Thomas Cangemi, Chairman, President and CEO
I'm being careful on specifics. We're actively looking at how blockchain can benefit financial services operations and customer opportunities. It could create efficiencies and new business, and we are studying multiple use cases to see where it creates the most value for a combined company. We have large businesses that could benefit from blockchain-based efficiencies and customer propositions, but I won't get into specifics until we have clearer plans. Stay tuned.
Matthew Breese, Analyst
Last one: tax rates stepped up a bit this quarter—what is a good run rate going forward and will the combined tax rate change materially?
John Pinto, Chief Financial Officer
We're still evaluating the combined tax rate and don't expect it to move dramatically.

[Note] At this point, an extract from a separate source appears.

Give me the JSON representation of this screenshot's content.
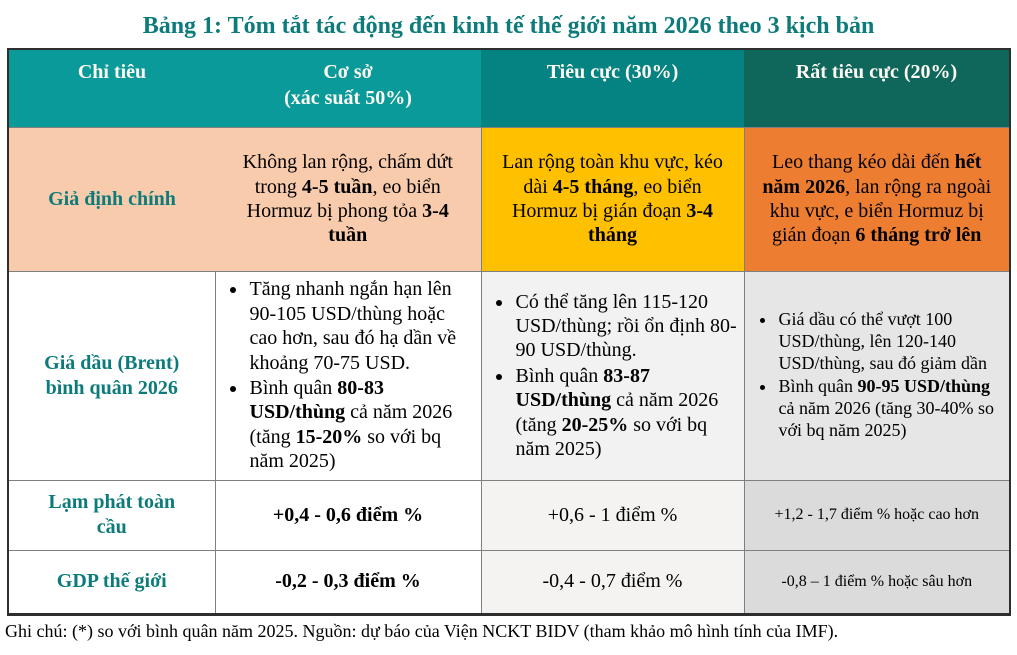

There may be a slight benefit on state apportionment when combined. In Q2 the effective tax rate was higher for two reasons: many merger-related expenses are primarily non-deductible based on their nature, and New York State increased its tax rate from 6.5% to 7.25%, which required a one-time revaluation of deferred taxes. On a standalone run-rate basis, just under 26% is a reasonable estimate. We'll do more work on the combined basis, but we don't expect significant deviation from that level.
Matthew Breese, Analyst
Okay, that's all I had—thank you.
John Pinto, Chief Financial Officer
Thank you, Matt.
Operator, Operator
Thank you. Our next question comes from Andrew Leshner with KBW. Please proceed with your question.
Unidentified Analyst (Andrew Leshner), Analyst
Hey, how's it going? It's Andrew on for Chris McGratty. You had a very clean quarter in terms of credit and you were able to bring deferrals down further. I was wondering what your deferral outlook from here looks like and your overall outlook on New York City and any potential problem areas you foresee going forward? Thanks.
Thomas Cangemi, Chairman, President and CEO
Great question. In our prepared remarks we discussed the drop in loans that were interest-only: it's down to about $1 billion from $2.5 billion at the beginning of the pandemic. You'll see that continue to decline. As we get closer to the end of CARES Act protections at the end of this year, we believe most customers will be out of relief programs. We have zero clients on full deferral, which is great. We've been proactive working with customers to transition them, and we're seeing benefits—Manhattan reopening has been favorable for the boroughs and was the last to reopen. For loans that were classified, about 85% are related to Manhattan exposure; we think classified assets peaked in February and are declining as portfolios recover, which is encouraging. That will also have favorable effects on expenses and FDIC assessments as assets return to performing status. Sandro also reported zero loans on deferral at Flagstar. Overall credit trends are strong and the city is moving in the right direction, with vaccinations and reopening helping demand and rental activity. We remain cautiously optimistic and continue to monitor potential problem areas, but we are comfortable with our underwriting and the credit quality of our portfolio.
Unidentified Analyst (Andrew Leshner), Analyst
Great. Thank you for the color. One more: was there any reason you moved PPP loans back out of held-for-sale into held-for-investment?
John Pinto, Chief Financial Officer
Our PPP loans were down to about $95 million and given where the market and our liquidity posture were, we were comfortable holding those loans long term, so we moved them back into held-for-investment.
Unidentified Analyst (Andrew Leshner), Analyst
Okay, thank you.
Operator, Operator
Thank you. There are no further questions at this time. I'd like to turn the floor back over to management.
Thomas Cangemi, Chairman, President and CEO
Thank you again for taking the time to join us this morning and for your interest in NYCB and Flagstar. We look forward to chatting with you again at the end of October, when we will discuss our performance for the three and nine months ended September 30, 2021, and provide further updates on the planned merger. Thank you.
Operator, Operator
This concludes today's conference. You may disconnect your lines at this time. Thank you for your participation. Have a wonderful day.